To the Sun, it is a “city in crisis”, to the Express, it’s an example of “Britain’s migrant squatter shambles”, and to the Mail, “the town the Poles took over”. If ever there was a locality depicted as epitomising the impacts of immigration, this would be it. A once quintessentially English city steeped in ancient history is how Peterborough in Cambridgeshire is commonly portrayed: but the emphasis is on ‘once’.
Almost entirely absent from the invective is the violence and hostility to which these same migrant workers have been subject over the past decade — racist attacks which in their most extreme manifestations have seen asylum seekers firebombed, more long-standing residents hounded from their homes and eastern European migrant workers brutally victimised.
Last week the Institute of Race Relations (IRR) published the third in a series of investigations into the UK’s ‘new geographies of racism’. These investigations, of Plymouth, then Stoke-on-Trent, and now Peterborough examine how a shifting pattern of racist violence, once commonly concentrated in impoverished inner and outer areas in large conurbations, is now moving to rural areas, towns and smaller cities.
Peterborough has experienced rapid population change as a result of immigration from countries entering the European Union. Such is the level of exploitation that some migrant workers have been forced to endure – in employment and in housing – that they resorted a few years ago to living in tents, reminiscent of shanty towns. The populist rage from many quarters was palpable – not at the fact that such poverty was alive and well in modern-day England, but at the audacity of them remaining in the country when they were no longer in work.
Lauding a scheme to round migrant workers up and remove them from the UK, one local MP, Stewart Jackson, described them as ‘vagrants’ and a ‘drain’ on his constituents, telling the Daily Telegraph, “If they are not going to contribute to this country, then, as citizens of their home country, they should return there.” In the meantime, some angry residents took matters into their own hands. Fire-fighters reported an arson attack on one group of eastern Europeans’ tents, the culmination of a persistent hate campaign.
According to Labour Leader Ed Miliband, in a speech to the Institute of Public Policy Research (IPPR) back in June, “It was a mistake not to impose transitional controls on accession from Eastern European countries. We severely underestimated the number of people who would come here. We were dazzled by globalisation and too sanguine about its price.” His words were latched onto gleefully by the Conservatives and the right-wing press as tacit acknowledgement that they had been ‘right’ all along about immigration: local services have buckled under the strain of too many people; towns and cities have been being overrun; there aren’t enough affordable homes; British people have been frozen out of the job-market; crime has rocketed; numbers have to be reduced; borders are too porous.

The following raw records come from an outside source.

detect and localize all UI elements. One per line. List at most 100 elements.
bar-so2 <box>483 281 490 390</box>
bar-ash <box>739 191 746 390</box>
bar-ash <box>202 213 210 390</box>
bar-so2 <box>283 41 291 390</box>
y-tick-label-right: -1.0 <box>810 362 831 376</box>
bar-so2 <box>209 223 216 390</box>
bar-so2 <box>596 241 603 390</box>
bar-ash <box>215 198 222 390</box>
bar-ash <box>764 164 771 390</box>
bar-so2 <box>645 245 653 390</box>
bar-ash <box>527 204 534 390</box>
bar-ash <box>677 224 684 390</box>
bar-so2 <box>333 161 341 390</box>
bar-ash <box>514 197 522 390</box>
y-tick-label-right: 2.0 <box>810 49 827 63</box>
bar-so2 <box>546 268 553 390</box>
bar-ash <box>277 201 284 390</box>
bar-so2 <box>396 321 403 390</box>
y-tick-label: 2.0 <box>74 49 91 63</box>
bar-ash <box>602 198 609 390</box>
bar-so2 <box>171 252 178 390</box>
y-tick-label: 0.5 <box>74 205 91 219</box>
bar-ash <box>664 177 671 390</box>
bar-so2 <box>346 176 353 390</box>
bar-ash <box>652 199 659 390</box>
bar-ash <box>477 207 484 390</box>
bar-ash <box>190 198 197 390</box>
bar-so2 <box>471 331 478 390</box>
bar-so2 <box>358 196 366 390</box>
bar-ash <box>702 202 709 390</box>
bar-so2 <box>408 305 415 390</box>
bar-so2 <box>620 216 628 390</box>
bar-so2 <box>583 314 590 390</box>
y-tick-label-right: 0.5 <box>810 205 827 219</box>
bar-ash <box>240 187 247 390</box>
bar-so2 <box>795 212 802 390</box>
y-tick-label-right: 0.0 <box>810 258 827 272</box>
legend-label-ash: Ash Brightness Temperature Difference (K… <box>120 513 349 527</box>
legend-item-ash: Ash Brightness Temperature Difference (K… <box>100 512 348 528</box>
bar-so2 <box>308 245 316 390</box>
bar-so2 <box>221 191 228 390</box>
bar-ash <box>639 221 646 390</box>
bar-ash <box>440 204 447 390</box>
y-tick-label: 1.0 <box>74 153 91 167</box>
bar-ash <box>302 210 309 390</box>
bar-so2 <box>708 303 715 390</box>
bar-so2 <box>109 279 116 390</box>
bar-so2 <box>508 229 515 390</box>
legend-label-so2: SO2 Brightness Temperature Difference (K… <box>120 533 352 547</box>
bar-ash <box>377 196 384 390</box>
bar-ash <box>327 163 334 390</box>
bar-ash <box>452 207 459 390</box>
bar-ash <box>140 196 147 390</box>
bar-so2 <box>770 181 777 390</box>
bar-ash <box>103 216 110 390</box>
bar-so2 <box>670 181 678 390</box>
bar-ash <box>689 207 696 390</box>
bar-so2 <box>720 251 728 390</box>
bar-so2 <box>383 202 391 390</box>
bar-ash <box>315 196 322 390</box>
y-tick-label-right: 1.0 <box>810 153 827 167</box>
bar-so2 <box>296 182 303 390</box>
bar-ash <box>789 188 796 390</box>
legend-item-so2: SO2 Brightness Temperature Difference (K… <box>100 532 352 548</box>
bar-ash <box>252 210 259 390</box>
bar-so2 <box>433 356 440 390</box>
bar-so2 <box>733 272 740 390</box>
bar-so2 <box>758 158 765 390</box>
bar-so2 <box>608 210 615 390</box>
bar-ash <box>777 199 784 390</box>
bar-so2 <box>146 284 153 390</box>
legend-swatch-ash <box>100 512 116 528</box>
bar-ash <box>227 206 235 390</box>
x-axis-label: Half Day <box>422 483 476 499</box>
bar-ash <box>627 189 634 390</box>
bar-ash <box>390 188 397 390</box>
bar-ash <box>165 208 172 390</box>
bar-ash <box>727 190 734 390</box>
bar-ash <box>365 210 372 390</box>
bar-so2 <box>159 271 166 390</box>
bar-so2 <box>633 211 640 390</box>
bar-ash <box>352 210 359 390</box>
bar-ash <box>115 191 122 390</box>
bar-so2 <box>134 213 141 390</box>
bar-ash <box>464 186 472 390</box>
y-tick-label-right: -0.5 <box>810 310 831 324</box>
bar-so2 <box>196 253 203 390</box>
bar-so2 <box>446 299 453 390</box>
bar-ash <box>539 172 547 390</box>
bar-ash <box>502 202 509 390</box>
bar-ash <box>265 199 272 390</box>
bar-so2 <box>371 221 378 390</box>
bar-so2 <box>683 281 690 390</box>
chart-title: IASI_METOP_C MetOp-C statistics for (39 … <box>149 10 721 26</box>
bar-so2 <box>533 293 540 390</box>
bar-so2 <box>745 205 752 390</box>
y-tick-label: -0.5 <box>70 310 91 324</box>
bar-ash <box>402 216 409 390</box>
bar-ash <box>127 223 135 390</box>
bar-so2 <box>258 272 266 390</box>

By arguing (with a nod to Gordon Brown) that concern about population and neighbourhood change is not evidence of ‘bigotry’, Miliband was condemned as deeply hypocritical, but lauded as paving the way for an honest national discussion about immigration. His speech was ‘historic’, according to one of the Mail’s columnists, “in the sense that we can now perhaps discuss immigration without being dubbed racist”. It was as if the litany of headlines about the perils of immigration had never happened; as if the debased “are you thinking what we’re thinking?” electioneering campaign (among others) never took place; as if immigration was not, on the contrary, one of the subjects endlessly debated, critiqued and attacked over the last decade – a debate that shows no signs of letting up.

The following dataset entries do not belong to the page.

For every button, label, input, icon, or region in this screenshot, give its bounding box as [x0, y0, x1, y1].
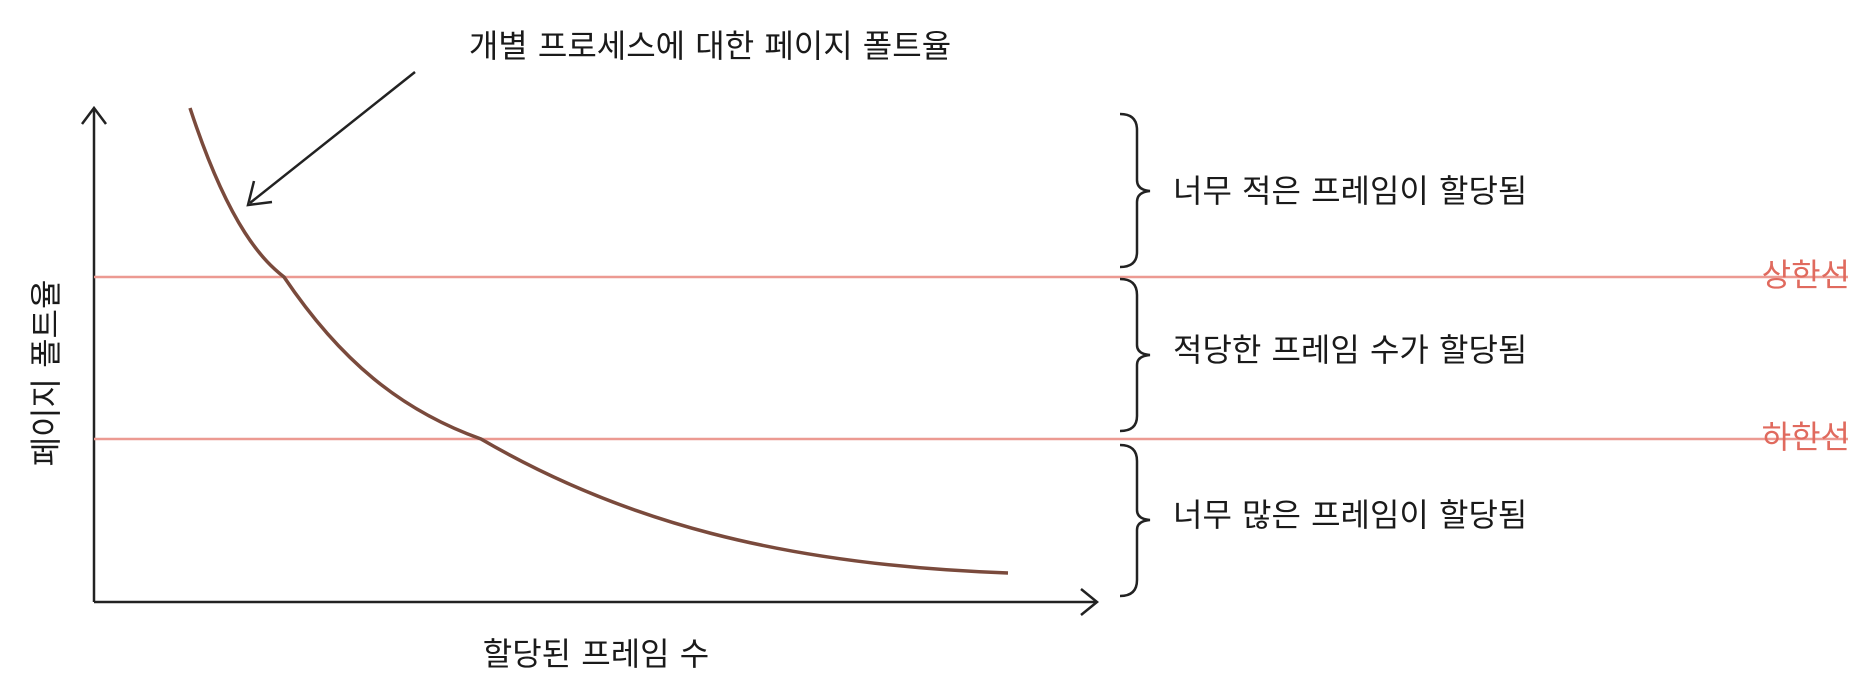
- annotation-arrow: [249, 71, 416, 204]
- brace: [1119, 277, 1151, 433]
- region-label: 적당한 프레임 수가 할당됨: [1173, 331, 1527, 369]
- fault-curve: [188, 107, 1009, 575]
- region-label: 너무 적은 프레임이 할당됨: [1173, 172, 1527, 210]
- region-label: 너무 많은 프레임이 할당됨: [1173, 496, 1527, 534]
- annotation-arrowhead: [246, 180, 273, 207]
- x-axis-arrow: [1080, 588, 1099, 616]
- annotation-label: 개별 프로세스에 대한 페이지 폴트율: [469, 27, 951, 65]
- y-axis-label: 페이지 폴트율: [27, 280, 65, 467]
- y-axis-arrow: [81, 105, 107, 125]
- lower-label: 하한선: [1762, 418, 1850, 456]
- brace: [1119, 443, 1151, 598]
- upper-label: 상한선: [1762, 256, 1850, 294]
- x-axis-label: 할당된 프레임 수: [483, 635, 709, 673]
- brace: [1119, 112, 1151, 269]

Peterborough shows what can happen when demand for exploitable workers meets a policy drive to spit them out when they are no longer of economic use, and when the reporting and interpretation of such matters to the wider public is dominated by media-owners and opinion-formers with a vested interest in demonising and vilifying migrant workers.

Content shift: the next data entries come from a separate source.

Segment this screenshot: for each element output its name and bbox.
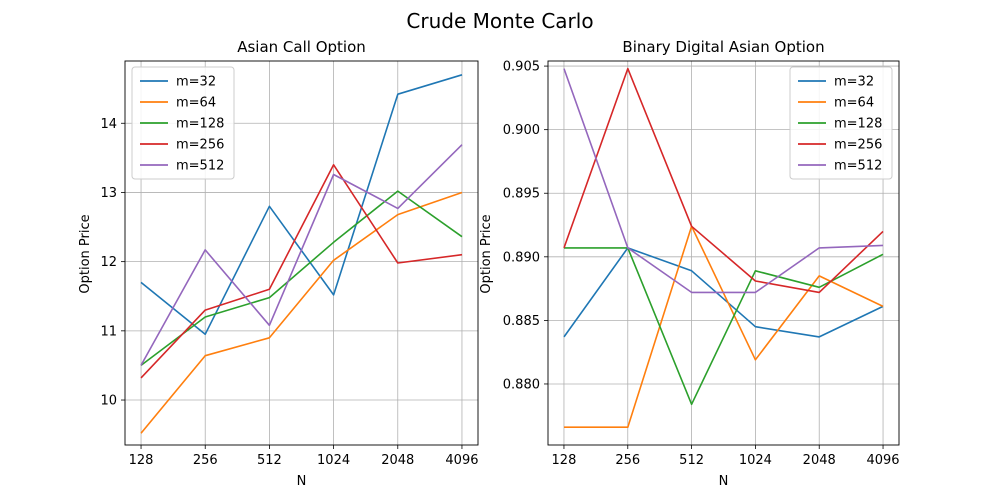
- legend-entry-label: m=64: [834, 96, 874, 111]
- series-line-m-256: [563, 67, 884, 294]
- y-tick-label: 0.900: [503, 123, 540, 138]
- series-line-m-512: [563, 68, 884, 294]
- figure-title: Crude Monte Carlo: [406, 9, 593, 33]
- legend-entry-label: m=256: [176, 138, 224, 153]
- legend-entry-label: m=32: [176, 75, 216, 90]
- binary-digital-asian-subplot: Binary Digital Asian Option N Option Pri…: [479, 38, 900, 489]
- y-tick-label: 13: [100, 186, 117, 201]
- legend: m=32 m=64 m=128 m=256 m=512: [131, 66, 235, 180]
- legend-entry-label: m=256: [834, 138, 882, 153]
- legend-entry-label: m=128: [176, 117, 224, 132]
- series-line-m-64: [140, 191, 463, 434]
- x-tick-label: 128: [129, 453, 154, 468]
- y-tick-label: 0.890: [503, 250, 540, 265]
- y-tick-label: 11: [100, 324, 117, 339]
- legend-entry-label: m=512: [176, 159, 224, 174]
- x-tick-label: 1024: [317, 453, 350, 468]
- legend-entry-label: m=512: [834, 159, 882, 174]
- y-tick-label: 0.885: [503, 314, 540, 329]
- plot-area-frame: [547, 60, 900, 446]
- x-tick-label: 4096: [445, 453, 478, 468]
- y-tick-label: 10: [100, 394, 117, 409]
- legend-entry-label: m=32: [834, 75, 874, 90]
- series-line-m-32: [563, 247, 884, 338]
- x-axis-label: N: [719, 474, 729, 489]
- x-tick-label: 256: [193, 453, 218, 468]
- legend: m=32 m=64 m=128 m=256 m=512: [789, 66, 893, 180]
- x-tick-label: 2048: [803, 453, 836, 468]
- series-line-m-256: [140, 164, 463, 379]
- legend-entry-label: m=128: [834, 117, 882, 132]
- y-tick-label: 12: [100, 255, 117, 270]
- y-tick-label: 14: [100, 117, 117, 132]
- subplot-title: Asian Call Option: [237, 38, 366, 56]
- subplot-title: Binary Digital Asian Option: [622, 38, 824, 56]
- x-axis-label: N: [297, 474, 307, 489]
- y-axis-label: Option Price: [78, 214, 93, 293]
- legend-box: [131, 66, 235, 180]
- x-tick-label: 512: [257, 453, 282, 468]
- asian-call-subplot: Asian Call Option N Option Price 128 256 5…: [78, 38, 479, 489]
- series-line-m-512: [140, 144, 463, 366]
- x-tick-label: 2048: [381, 453, 414, 468]
- x-tick-label: 4096: [866, 453, 899, 468]
- y-tick-label: 0.905: [503, 60, 540, 75]
- x-tick-label: 1024: [739, 453, 772, 468]
- x-tick-label: 128: [552, 453, 577, 468]
- y-axis-label: Option Price: [479, 214, 494, 293]
- x-tick-label: 512: [679, 453, 704, 468]
- x-tick-label: 256: [615, 453, 640, 468]
- legend-box: [789, 66, 893, 180]
- plot-area-frame: [124, 60, 479, 446]
- legend-entry-label: m=64: [176, 96, 216, 111]
- y-tick-label: 0.895: [503, 187, 540, 202]
- y-tick-label: 0.880: [503, 377, 540, 392]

If we are to discuss globalisation, a good starting point would be to look at the connections between the processes which have ravaged industries, transformed local economies and left working class communities stagnating on the one hand, and sucked in a new highly exploitable migrant working-class on the other. It is this collision, between an immobile and a highly mobile working-class (for want of a better term) which is coming to define some of the tensions and frustrations of the first decades of the twenty-first century. And it can easily turn into resentment, hostility and xenophobic violence.
The reality is that the ‘discussion’ – if it even warrants such a term – that dominates at the moment is one which is completely blind to this wider context. Instead, many of the same people who argue that cries of racism have silenced talk on immigration, prefer to condemn migrant workers, whilst blaming those British people who are unemployed for not competing with them at the lowest end of a brutal labour market.
The erosion of welfare and labour and employment protections impels people into the most temporary and precarious jobs. If left unchecked, not only may it spell out the destruction of whatever semblance of social protections remain for workers in the UK, regardless of their ethnicity or immigration status; it is likely to foster antipathy within and between those communities who are forced into fighting it out for increasingly dirty and dangerous jobs.
Our common interest lies in working towards improving the social protections and workplace conditions available for all workers.